OSWEGO – Students from all levels of the Oswego City School District recently took part in an event billed as the “largest learning event in history” with hundreds of Buccaneers joining millions of their peers around the globe to practice the skills used in creating the technology shaping our world.
Hour of Code, an international education movement with the goal of increasing the accessibility of computer science opportunities in schools, challenges students to spend at least one hour each year in December writing and studying programming code.
“Coding is going to be everything in the future,” said Oswego High School technology teacher Chris Wood. “We’d be doing our students a disservice if we didn’t get them some experience with these tools.”

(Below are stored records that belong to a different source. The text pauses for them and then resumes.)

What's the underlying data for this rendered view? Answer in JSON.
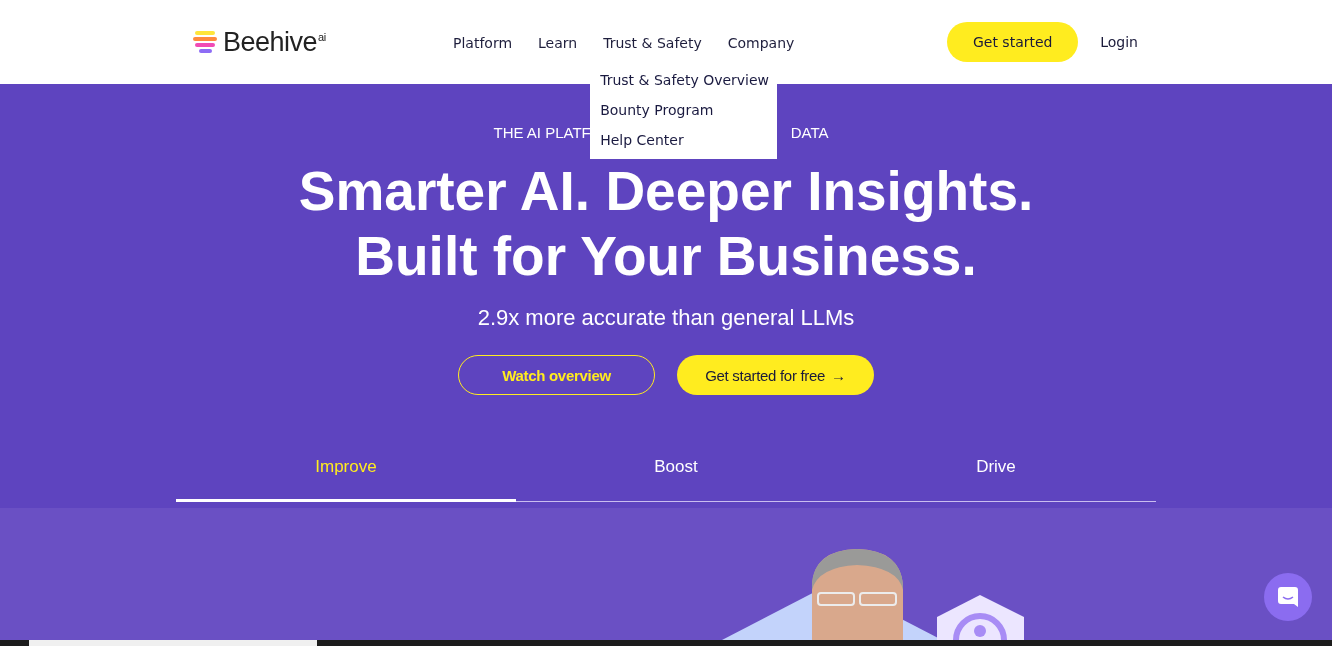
{
  "header": {
    "logo": {
      "name": "Beehive",
      "suffix": "ai"
    },
    "nav": [
      {
        "label": "Platform"
      },
      {
        "label": "Learn"
      },
      {
        "label": "Trust & Safety",
        "dropdown": [
          "Trust & Safety Overview",
          "Bounty Program",
          "Help Center"
        ]
      },
      {
        "label": "Company"
      }
    ],
    "cta": "Get started",
    "login": "Login"
  },
  "hero": {
    "eyebrow_start": "THE AI PLATF",
    "eyebrow_end": "DATA",
    "headline": [
      "Smarter AI. Deeper Insights.",
      "Built for Your Business."
    ],
    "subtitle": "2.9x more accurate than general LLMs",
    "buttons": [
      {
        "label": "Watch overview",
        "kind": "outline"
      },
      {
        "label": "Get started for free",
        "kind": "filled",
        "arrow": "→"
      }
    ]
  },
  "tabs": [
    {
      "label": "Improve",
      "selected": true
    },
    {
      "label": "Boost",
      "selected": false
    },
    {
      "label": "Drive",
      "selected": false
    }
  ]
}
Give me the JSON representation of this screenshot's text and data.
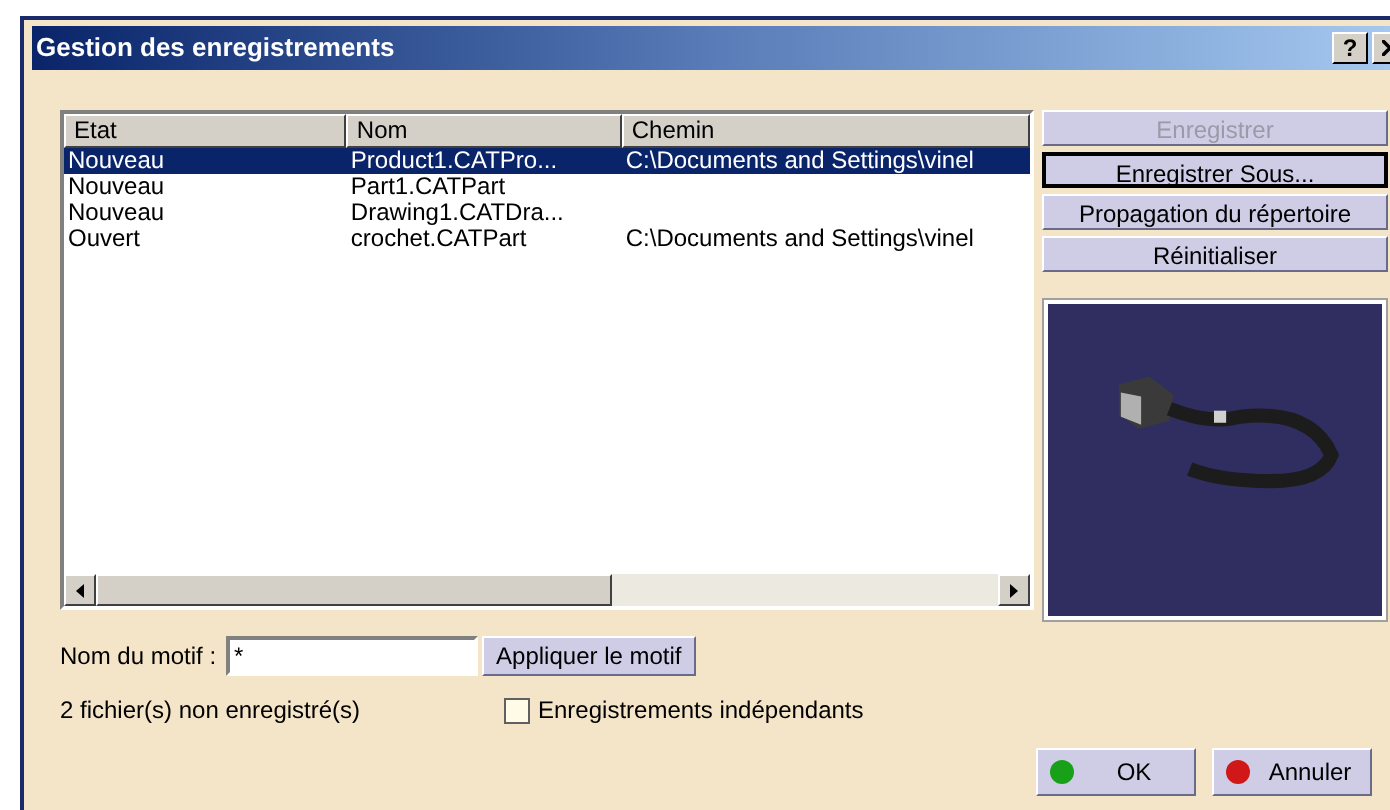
{
  "window": {
    "title": "Gestion des enregistrements",
    "help": "?"
  },
  "table": {
    "columns": [
      "Etat",
      "Nom",
      "Chemin"
    ],
    "rows": [
      {
        "cells": [
          "Nouveau",
          "Product1.CATPro...",
          "C:\\Documents and Settings\\vinel"
        ],
        "selected": true
      },
      {
        "cells": [
          "Nouveau",
          "Part1.CATPart",
          ""
        ],
        "selected": false
      },
      {
        "cells": [
          "Nouveau",
          "Drawing1.CATDra...",
          ""
        ],
        "selected": false
      },
      {
        "cells": [
          "Ouvert",
          "crochet.CATPart",
          "C:\\Documents and Settings\\vinel"
        ],
        "selected": false
      }
    ]
  },
  "side_buttons": [
    {
      "label": "Enregistrer",
      "disabled": true,
      "focused": false
    },
    {
      "label": "Enregistrer Sous...",
      "disabled": false,
      "focused": true
    },
    {
      "label": "Propagation du répertoire",
      "disabled": false,
      "focused": false
    },
    {
      "label": "Réinitialiser",
      "disabled": false,
      "focused": false
    }
  ],
  "pattern": {
    "label": "Nom du motif :",
    "value": "*",
    "apply": "Appliquer le motif"
  },
  "status": "2 fichier(s) non enregistré(s)",
  "independent": {
    "label": "Enregistrements indépendants",
    "checked": false
  },
  "footer_buttons": [
    {
      "label": "OK",
      "color": "#18a018"
    },
    {
      "label": "Annuler",
      "color": "#d01818"
    }
  ]
}
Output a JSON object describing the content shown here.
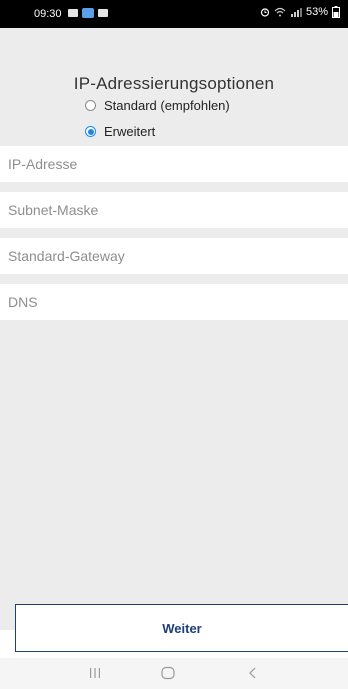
{
  "status_bar": {
    "time": "09:30",
    "battery": "53%"
  },
  "screen": {
    "title": "IP-Adressierungsoptionen",
    "options": [
      {
        "label": "Standard (empfohlen)",
        "selected": false
      },
      {
        "label": "Erweitert",
        "selected": true
      }
    ],
    "fields": [
      {
        "placeholder": "IP-Adresse"
      },
      {
        "placeholder": "Subnet-Maske"
      },
      {
        "placeholder": "Standard-Gateway"
      },
      {
        "placeholder": "DNS"
      }
    ],
    "continue_label": "Weiter"
  },
  "nav_bar": {
    "recent_icon": "recent-apps-icon",
    "home_icon": "home-icon",
    "back_icon": "back-icon"
  },
  "colors": {
    "accent": "#1e88e5",
    "button_text": "#1f3f7a",
    "background": "#ececec"
  }
}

Hour of Code ran for a week through Dec. 10 although activities are available year-round.
The curriculum is designed to give students an introduction to the language of coding and like any foreign language, fluency takes time and practice.
OHS sophomore Zachary Scoville said he dabbles in coding outside of classes and his curiosity was piqued by the chance to take a look inside the inner workings of devices and technology we take for granted.

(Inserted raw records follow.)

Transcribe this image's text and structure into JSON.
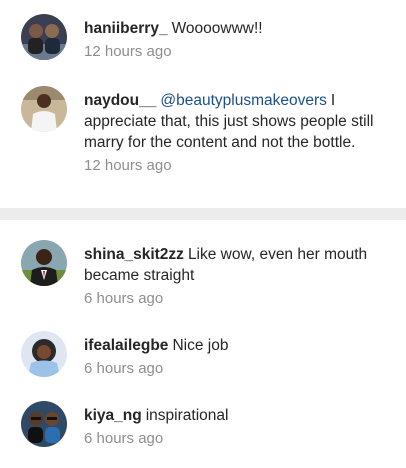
{
  "comments": [
    {
      "username": "haniiberry_",
      "text": "Woooowww!!",
      "time": "12 hours ago"
    },
    {
      "username": "naydou__",
      "mention": "@beautyplusmakeovers",
      "text": "I appreciate that, this just shows people still marry for the content and not the  bottle.",
      "time": "12 hours ago"
    },
    {
      "username": "shina_skit2zz",
      "text": "Like wow, even her mouth became straight",
      "time": "6 hours ago"
    },
    {
      "username": "ifealailegbe",
      "text": "Nice job",
      "time": "6 hours ago"
    },
    {
      "username": "kiya_ng",
      "text": "inspirational",
      "time": "6 hours ago"
    }
  ]
}
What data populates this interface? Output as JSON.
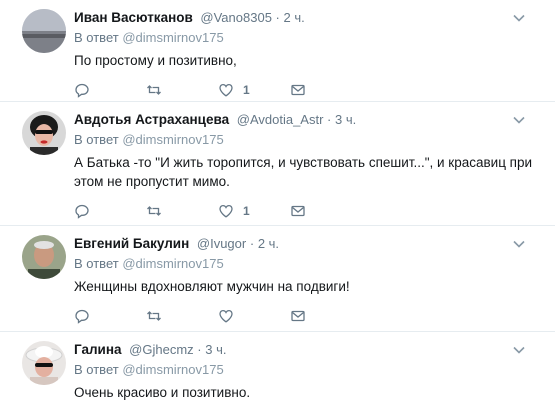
{
  "tweets": [
    {
      "name": "Иван Васютканов",
      "handle": "@Vano8305",
      "time": "2 ч.",
      "reply_prefix": "В ответ",
      "reply_user": "@dimsmirnov175",
      "text": "По простому и позитивно,",
      "like_count": "1",
      "avatar": "landscape-avatar"
    },
    {
      "name": "Авдотья Астраханцева",
      "handle": "@Avdotia_Astr",
      "time": "3 ч.",
      "reply_prefix": "В ответ",
      "reply_user": "@dimsmirnov175",
      "text": "А Батька -то \"И жить торопится, и чувствовать спешит...\", и красавиц при этом не пропустит мимо.",
      "like_count": "1",
      "avatar": "woman-avatar"
    },
    {
      "name": "Евгений Бакулин",
      "handle": "@Ivugor",
      "time": "2 ч.",
      "reply_prefix": "В ответ",
      "reply_user": "@dimsmirnov175",
      "text": "Женщины вдохновляют мужчин на подвиги!",
      "like_count": "",
      "avatar": "man-avatar"
    },
    {
      "name": "Галина",
      "handle": "@Gjhecmz",
      "time": "3 ч.",
      "reply_prefix": "В ответ",
      "reply_user": "@dimsmirnov175",
      "text": "Очень красиво и позитивно.",
      "like_count": "",
      "avatar": "hat-woman-avatar"
    }
  ],
  "separator": "·",
  "colors": {
    "accent": "#1da1f2",
    "muted": "#657786",
    "border": "#e6ecf0"
  }
}
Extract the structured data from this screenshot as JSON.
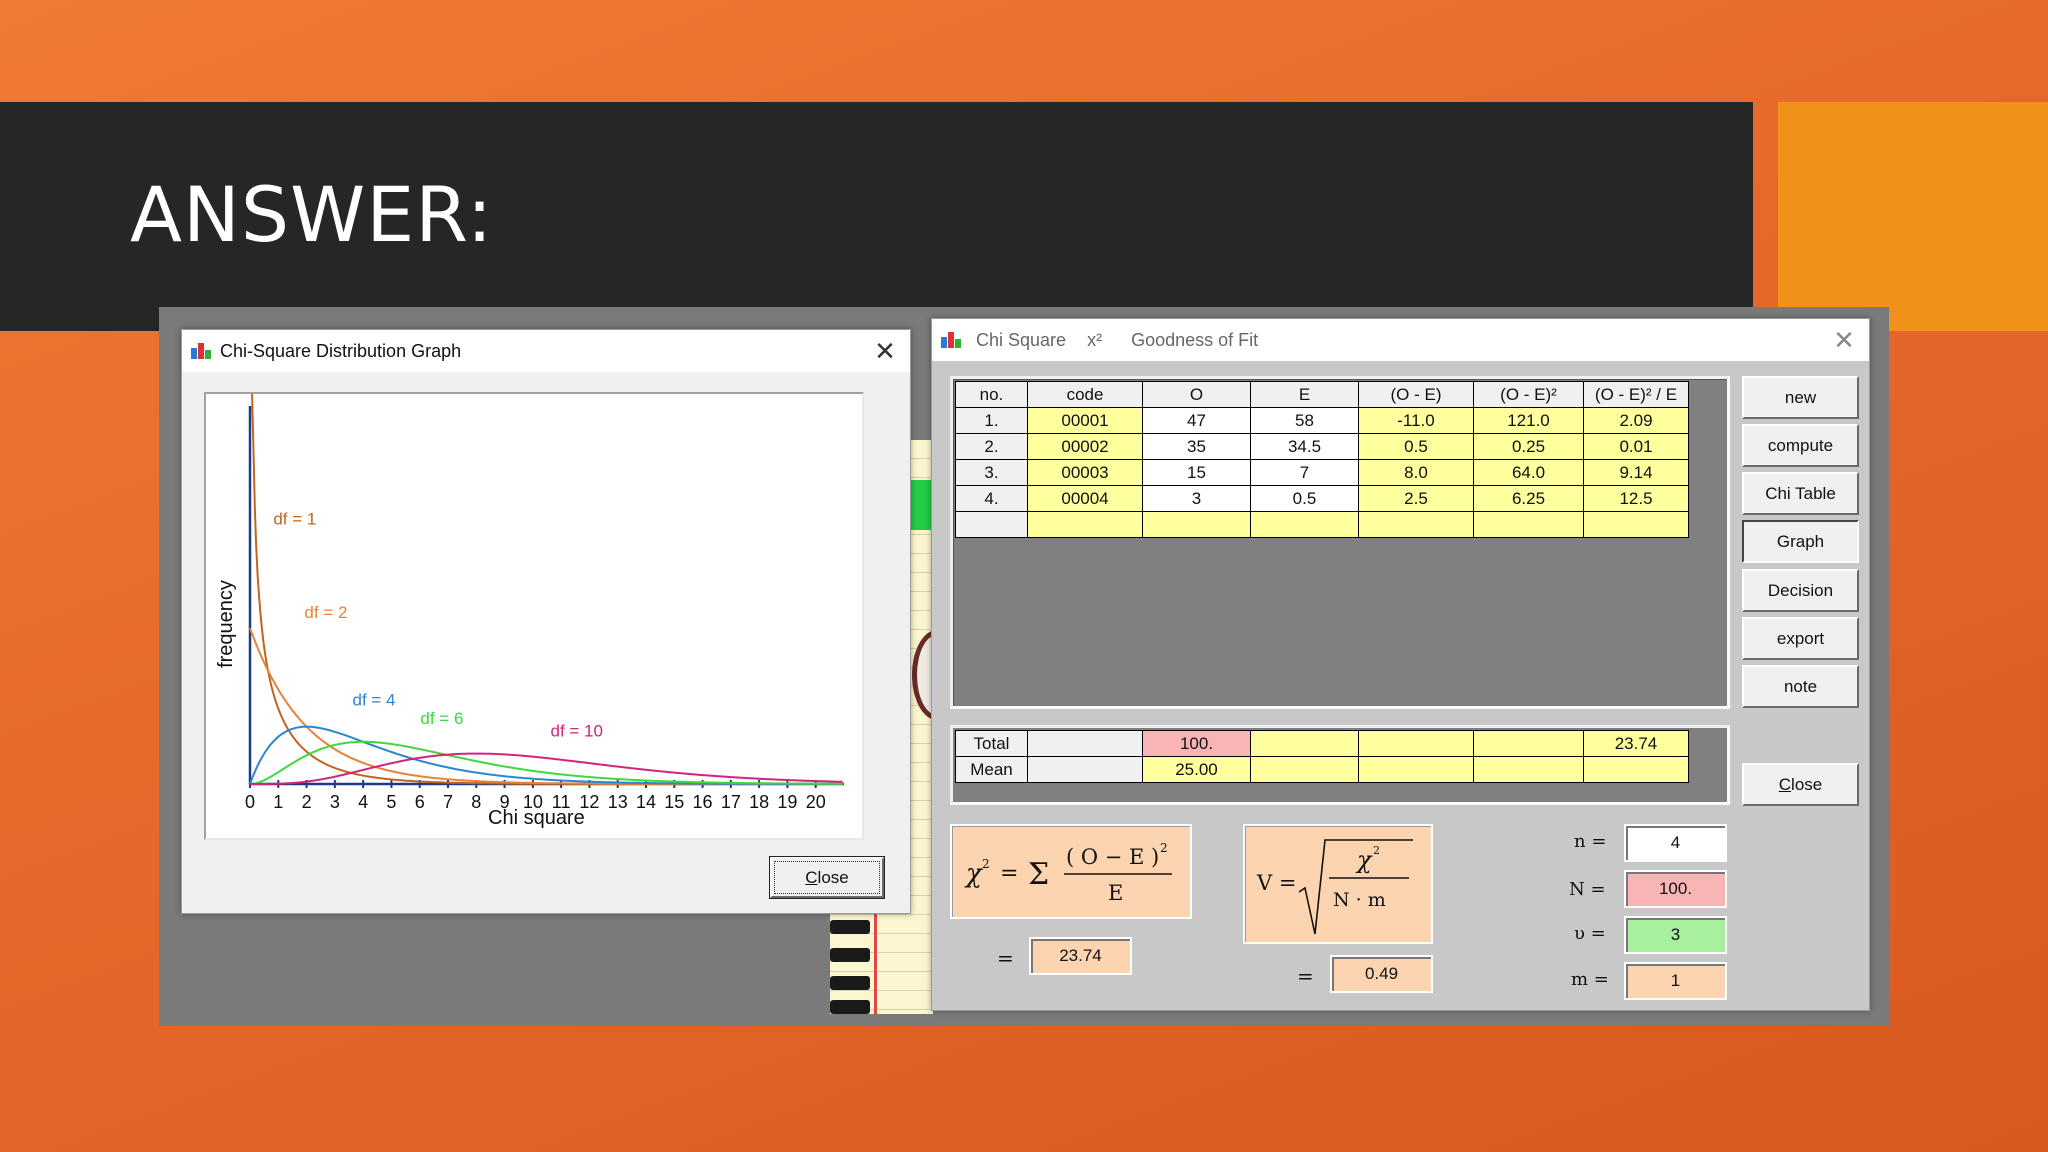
{
  "slide": {
    "title": "ANSWER:"
  },
  "graph_window": {
    "title": "Chi-Square Distribution Graph",
    "close_label": "Close"
  },
  "chart_data": {
    "type": "line",
    "xlabel": "Chi square",
    "ylabel": "frequency",
    "x_ticks": [
      "0",
      "1",
      "2",
      "3",
      "4",
      "5",
      "6",
      "7",
      "8",
      "9",
      "10",
      "11",
      "12",
      "13",
      "14",
      "15",
      "16",
      "17",
      "18",
      "19",
      "20"
    ],
    "xlim": [
      0,
      21
    ],
    "series": [
      {
        "name": "df = 1",
        "df": 1,
        "color": "#c0651f"
      },
      {
        "name": "df = 2",
        "df": 2,
        "color": "#e8823a"
      },
      {
        "name": "df = 4",
        "df": 4,
        "color": "#2a86d0"
      },
      {
        "name": "df = 6",
        "df": 6,
        "color": "#3ed83e"
      },
      {
        "name": "df = 10",
        "df": 10,
        "color": "#d4237a"
      }
    ]
  },
  "chi_window": {
    "title": "Chi Square",
    "title_symbol": "x²",
    "subtitle": "Goodness of Fit",
    "headers": [
      "no.",
      "code",
      "O",
      "E",
      "(O - E)",
      "(O - E)²",
      "(O - E)² / E"
    ],
    "rows": [
      [
        "1.",
        "00001",
        "47",
        "58",
        "-11.0",
        "121.0",
        "2.09"
      ],
      [
        "2.",
        "00002",
        "35",
        "34.5",
        "0.5",
        "0.25",
        "0.01"
      ],
      [
        "3.",
        "00003",
        "15",
        "7",
        "8.0",
        "64.0",
        "9.14"
      ],
      [
        "4.",
        "00004",
        "3",
        "0.5",
        "2.5",
        "6.25",
        "12.5"
      ]
    ],
    "total_label": "Total",
    "total_O": "100.",
    "total_last": "23.74",
    "mean_label": "Mean",
    "mean_O": "25.00",
    "buttons": [
      "new",
      "compute",
      "Chi Table",
      "Graph",
      "Decision",
      "export",
      "note"
    ],
    "close_label": "Close",
    "chi_formula_value": "23.74",
    "v_formula_value": "0.49",
    "n_label": "n =",
    "n_value": "4",
    "N_label": "N =",
    "N_value": "100.",
    "nu_label": "υ =",
    "nu_value": "3",
    "m_label": "m =",
    "m_value": "1",
    "eq_sign": "="
  }
}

“Things look so simple but they’re really not and there’s so much work that goes into creating something,” Scoville said.
Students can choose from dozens of options of varying skill provided by the Hour of Code website, geared towards both newcomers and experienced coders.
Students start off by practice simple programming routines like drawing a square by inputting the length and angle degree, or displaying text on a window.
Incorporating well-known icons of popular culture and media, such as the game Minecraft and character from Disney’s “Frozen” helps make the material easier to grasp for growing minds.
Minetto Elementary School has been participating in Hour of Code for four years and Library Media Specialist Kim LeRoy said each year, more and younger children are flocking to programming and coding.
“Computers may run our world these days, but they’re just machines and won’t do anything without us telling them to,” LeRoy explained to a fresh group of fourth grade students gathered in the Minetto library.
LeRoy said establishing a connection between the creative thinking required for coding and its real world applications opens up limitless pathways of opportunities for students.
“We want our children to be ready to make the world a better place and to do that, they need to be able to look at and access the technologies that are so important and all around us,” LeRoy said.